Marchands de bananes, de beignets, de cartes de téléphone, de mouchoirs, de fringues de seconde main, d’ombrelles et de parasols, de chaussures – « beaucoup de malades perdent leurs chaussures dans la cohue qui accompagne le passage de la première à la deuxième étape du traitement », explique une marchande ambulante –, cantines où l’on peut manger des brochettes et du riz, kiosques vendant eau chaude, café soluble et boissons gazeuses, points de chargement des batteries de portables – alimentés par des panneaux solaires –, transferts d’argent…

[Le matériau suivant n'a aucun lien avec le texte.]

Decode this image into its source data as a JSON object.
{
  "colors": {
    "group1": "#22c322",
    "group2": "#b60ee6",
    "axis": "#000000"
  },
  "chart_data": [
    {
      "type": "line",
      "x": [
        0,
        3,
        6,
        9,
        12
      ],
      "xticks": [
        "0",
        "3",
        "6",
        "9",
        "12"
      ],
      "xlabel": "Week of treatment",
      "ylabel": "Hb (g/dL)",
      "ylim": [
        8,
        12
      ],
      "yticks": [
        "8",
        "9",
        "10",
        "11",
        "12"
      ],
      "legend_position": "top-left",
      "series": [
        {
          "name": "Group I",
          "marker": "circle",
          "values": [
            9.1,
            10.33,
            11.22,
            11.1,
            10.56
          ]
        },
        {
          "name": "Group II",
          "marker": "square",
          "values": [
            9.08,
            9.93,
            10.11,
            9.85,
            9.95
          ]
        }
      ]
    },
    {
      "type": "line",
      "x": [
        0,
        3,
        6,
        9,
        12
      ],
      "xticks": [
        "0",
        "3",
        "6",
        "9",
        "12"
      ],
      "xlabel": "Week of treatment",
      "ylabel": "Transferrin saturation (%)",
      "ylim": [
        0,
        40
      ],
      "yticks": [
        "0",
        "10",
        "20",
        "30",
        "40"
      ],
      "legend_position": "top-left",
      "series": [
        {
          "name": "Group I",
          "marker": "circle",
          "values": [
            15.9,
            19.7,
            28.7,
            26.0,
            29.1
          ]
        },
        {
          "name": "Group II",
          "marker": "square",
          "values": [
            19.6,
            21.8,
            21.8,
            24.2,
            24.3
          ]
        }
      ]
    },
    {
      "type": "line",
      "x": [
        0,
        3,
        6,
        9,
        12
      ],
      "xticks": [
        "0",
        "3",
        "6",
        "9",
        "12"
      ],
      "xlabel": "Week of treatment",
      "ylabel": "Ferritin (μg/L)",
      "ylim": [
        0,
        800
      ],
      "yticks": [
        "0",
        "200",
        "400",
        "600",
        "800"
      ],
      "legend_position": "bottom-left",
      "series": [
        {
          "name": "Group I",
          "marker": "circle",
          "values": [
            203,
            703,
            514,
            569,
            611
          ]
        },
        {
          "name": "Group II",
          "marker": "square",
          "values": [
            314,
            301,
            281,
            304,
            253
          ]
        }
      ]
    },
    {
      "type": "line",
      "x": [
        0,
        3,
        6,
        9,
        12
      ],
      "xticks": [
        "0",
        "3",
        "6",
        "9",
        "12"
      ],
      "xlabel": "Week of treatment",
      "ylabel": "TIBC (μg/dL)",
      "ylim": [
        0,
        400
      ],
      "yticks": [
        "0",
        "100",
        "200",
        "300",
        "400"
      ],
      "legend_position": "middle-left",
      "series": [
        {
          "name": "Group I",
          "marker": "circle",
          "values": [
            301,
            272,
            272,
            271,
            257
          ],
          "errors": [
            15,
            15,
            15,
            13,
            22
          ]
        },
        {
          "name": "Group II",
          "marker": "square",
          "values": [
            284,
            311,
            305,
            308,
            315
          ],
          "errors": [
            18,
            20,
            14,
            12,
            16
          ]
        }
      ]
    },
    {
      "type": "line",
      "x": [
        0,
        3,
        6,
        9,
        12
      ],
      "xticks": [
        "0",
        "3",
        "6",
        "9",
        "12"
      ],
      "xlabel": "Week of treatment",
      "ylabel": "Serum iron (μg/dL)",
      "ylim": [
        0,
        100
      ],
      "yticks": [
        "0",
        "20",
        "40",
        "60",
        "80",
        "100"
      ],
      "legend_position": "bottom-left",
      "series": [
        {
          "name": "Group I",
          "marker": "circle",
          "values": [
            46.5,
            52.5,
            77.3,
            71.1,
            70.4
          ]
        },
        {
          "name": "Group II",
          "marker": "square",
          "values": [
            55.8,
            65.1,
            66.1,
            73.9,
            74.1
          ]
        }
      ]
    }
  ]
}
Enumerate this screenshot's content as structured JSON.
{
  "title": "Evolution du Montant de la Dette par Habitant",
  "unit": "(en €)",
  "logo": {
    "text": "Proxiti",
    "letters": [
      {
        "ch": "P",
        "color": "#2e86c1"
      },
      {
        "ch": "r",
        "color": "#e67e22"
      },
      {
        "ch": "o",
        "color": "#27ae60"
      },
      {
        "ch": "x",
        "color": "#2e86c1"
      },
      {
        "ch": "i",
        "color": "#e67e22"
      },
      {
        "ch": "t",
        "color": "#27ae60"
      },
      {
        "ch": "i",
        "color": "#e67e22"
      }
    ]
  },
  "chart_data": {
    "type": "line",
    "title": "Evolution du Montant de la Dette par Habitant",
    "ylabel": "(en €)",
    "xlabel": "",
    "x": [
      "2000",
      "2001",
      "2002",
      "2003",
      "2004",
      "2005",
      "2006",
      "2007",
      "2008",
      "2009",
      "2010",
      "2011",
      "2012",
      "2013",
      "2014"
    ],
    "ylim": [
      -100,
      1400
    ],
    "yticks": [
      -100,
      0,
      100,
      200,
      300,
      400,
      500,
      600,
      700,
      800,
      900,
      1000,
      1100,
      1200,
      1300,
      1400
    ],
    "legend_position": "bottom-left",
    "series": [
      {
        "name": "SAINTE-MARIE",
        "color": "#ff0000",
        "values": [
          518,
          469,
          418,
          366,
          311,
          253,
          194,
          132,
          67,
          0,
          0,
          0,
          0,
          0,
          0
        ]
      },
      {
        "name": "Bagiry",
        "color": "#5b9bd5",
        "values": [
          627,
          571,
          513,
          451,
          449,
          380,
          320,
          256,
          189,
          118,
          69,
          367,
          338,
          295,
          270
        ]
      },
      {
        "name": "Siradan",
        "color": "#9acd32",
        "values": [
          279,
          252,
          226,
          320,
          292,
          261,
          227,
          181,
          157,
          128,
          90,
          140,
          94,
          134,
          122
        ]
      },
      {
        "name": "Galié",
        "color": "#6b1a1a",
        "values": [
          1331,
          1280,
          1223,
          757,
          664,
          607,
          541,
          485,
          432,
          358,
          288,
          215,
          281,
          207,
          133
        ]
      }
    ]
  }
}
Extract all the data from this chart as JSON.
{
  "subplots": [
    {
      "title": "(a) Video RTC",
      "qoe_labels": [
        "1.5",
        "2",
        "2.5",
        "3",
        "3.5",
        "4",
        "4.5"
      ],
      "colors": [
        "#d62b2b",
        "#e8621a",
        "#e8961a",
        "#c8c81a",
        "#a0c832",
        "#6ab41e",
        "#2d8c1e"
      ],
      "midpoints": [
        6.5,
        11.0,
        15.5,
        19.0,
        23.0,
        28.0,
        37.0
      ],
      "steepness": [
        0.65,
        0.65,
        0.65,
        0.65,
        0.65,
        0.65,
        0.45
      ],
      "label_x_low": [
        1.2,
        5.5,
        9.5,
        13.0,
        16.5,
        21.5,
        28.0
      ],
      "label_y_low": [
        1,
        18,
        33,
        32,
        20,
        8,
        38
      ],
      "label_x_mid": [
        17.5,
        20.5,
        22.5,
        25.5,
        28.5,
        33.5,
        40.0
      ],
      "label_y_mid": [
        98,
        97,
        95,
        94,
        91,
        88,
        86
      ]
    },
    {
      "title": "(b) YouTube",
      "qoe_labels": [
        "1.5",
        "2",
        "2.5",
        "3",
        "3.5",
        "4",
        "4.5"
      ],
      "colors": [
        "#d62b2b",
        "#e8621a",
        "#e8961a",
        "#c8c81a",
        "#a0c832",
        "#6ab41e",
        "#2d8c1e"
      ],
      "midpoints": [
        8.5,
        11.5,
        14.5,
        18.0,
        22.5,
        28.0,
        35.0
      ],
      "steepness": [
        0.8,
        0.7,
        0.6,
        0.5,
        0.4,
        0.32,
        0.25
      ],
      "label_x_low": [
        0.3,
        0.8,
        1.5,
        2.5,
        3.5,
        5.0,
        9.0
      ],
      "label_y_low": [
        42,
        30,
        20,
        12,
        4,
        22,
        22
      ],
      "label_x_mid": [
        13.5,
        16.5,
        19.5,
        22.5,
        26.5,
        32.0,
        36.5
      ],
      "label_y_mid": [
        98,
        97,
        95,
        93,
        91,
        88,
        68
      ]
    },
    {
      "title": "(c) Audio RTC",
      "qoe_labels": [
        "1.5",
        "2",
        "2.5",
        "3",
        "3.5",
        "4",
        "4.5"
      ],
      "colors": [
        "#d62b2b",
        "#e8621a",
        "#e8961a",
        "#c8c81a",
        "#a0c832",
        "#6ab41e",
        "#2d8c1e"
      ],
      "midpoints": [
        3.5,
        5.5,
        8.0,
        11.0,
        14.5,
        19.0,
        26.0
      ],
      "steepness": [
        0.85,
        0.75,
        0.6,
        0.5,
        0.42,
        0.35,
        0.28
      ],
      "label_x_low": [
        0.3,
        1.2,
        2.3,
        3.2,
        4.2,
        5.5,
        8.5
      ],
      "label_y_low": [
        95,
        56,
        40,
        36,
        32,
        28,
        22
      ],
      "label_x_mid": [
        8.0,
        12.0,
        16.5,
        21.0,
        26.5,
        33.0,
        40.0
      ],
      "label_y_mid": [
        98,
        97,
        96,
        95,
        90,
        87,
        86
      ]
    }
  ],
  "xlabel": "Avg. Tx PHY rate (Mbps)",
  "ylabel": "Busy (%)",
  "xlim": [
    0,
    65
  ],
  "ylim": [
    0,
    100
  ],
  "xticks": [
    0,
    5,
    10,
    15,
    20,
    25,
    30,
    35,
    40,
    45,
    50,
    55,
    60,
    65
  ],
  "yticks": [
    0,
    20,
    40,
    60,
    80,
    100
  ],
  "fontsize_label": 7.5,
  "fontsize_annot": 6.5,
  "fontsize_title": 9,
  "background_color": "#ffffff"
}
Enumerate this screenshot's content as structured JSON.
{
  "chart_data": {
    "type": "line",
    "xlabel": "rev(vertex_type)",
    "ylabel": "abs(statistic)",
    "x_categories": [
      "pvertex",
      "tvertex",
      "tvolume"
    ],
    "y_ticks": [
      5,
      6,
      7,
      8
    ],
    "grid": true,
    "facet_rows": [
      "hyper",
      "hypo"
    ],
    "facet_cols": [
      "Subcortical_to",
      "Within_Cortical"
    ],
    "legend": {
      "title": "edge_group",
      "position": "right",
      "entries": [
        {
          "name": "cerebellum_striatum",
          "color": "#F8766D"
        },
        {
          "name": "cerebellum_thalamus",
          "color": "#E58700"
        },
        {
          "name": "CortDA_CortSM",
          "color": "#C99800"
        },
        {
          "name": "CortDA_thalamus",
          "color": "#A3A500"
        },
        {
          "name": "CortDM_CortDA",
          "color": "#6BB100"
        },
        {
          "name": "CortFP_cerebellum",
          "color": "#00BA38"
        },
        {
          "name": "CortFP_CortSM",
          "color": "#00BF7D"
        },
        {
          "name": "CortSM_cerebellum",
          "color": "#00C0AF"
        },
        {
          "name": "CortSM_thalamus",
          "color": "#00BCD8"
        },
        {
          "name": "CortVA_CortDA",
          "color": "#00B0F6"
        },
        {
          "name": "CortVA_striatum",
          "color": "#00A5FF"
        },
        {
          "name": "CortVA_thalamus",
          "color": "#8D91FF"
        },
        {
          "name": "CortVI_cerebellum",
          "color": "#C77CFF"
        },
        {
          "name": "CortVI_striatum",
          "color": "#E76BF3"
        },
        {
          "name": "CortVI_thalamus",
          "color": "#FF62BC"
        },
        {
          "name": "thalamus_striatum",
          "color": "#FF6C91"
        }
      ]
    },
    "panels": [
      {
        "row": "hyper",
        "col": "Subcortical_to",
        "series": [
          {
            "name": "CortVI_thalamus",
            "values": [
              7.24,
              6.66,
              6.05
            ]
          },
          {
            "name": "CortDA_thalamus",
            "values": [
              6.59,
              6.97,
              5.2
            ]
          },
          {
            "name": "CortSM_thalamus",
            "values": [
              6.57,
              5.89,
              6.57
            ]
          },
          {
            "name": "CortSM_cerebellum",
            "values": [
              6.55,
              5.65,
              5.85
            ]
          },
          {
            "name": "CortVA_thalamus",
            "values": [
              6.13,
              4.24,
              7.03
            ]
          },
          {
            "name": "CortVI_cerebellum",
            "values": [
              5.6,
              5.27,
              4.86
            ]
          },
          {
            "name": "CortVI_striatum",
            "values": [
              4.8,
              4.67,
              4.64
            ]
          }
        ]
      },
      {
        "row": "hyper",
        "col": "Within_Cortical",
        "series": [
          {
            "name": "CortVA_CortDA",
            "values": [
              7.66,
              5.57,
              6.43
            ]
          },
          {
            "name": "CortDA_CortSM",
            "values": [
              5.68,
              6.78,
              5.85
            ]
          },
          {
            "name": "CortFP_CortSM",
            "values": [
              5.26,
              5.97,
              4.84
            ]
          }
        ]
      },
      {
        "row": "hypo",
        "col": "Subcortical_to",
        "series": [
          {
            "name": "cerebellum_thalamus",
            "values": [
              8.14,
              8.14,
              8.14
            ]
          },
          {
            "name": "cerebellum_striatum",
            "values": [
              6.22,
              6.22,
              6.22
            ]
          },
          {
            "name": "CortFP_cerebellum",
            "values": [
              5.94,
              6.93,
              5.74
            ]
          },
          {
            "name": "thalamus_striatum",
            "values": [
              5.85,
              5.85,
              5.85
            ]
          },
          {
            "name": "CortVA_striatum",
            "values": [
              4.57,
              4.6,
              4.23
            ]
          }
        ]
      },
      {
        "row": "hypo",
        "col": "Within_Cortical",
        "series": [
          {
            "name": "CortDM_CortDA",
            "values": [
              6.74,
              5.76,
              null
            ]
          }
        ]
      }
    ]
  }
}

Deux ou trois photographes arpentent le camp et immortalisent les « miracles » du guérisseur sur des clichés qu’ils vendent sur place pour quelques francs CFA.
Un espace délimité par quelques pierres a été baptisé « mosquée », des nattes posées à même le sol attendent les fidèles pour les trois prières quotidiennes et, juste à côté, on vend de l’eau tiède pour les ablutions.
Pas d’eau courante, pas d’électricité, pas d’installations sanitaires… Préoccupés par ce rassemblement improvisé, des représentants de la municipalité se sont rendu sur le site et ont installé quelques latrines démontables, tandis que la Croix Rouge promettait des tentes que l’on attend toujours.

Un jour, une tornade, qui n’avait pas l’air bien méchante, semble vouloir traverser le campement mais dévie finalement sa course – le guérisseur l’a chassé, dit-on aussitôt – et prend la direction approximative du tamarinier sous lequel Boulango Dabourgou a eu la révélation de ses pouvoirs surnaturels.
Le lendemain, le guérisseur invite quelques notables en visite et moi-même à une sorte de pèlerinage jusqu’au grand tamarinier. Séance d’arrosage à l’eau minérale, prières, recueillement au pied de l’arbre. Puis Boulango Dabourgou demande à des habitants si, la veille, ils n’ont pas eu la visite d’un esprit. OUIIII ! Lui répond-on, une tornade est passée par là. Et tout le monde de s’esbaudir devant les pouvoirs divinatoires du mage.
Un moment après, je m’approche du tamarinier et photographie un détail du tronc. Qu’ai-je vu là ? Interroge le guérisseur. Oh, juste un nœud dans le bois et le dessin de l’écorce qui figurent vaguement un visage. Moment de stupéfaction dans l’assistance. C’est l’Esprit, tranche le guérisseur.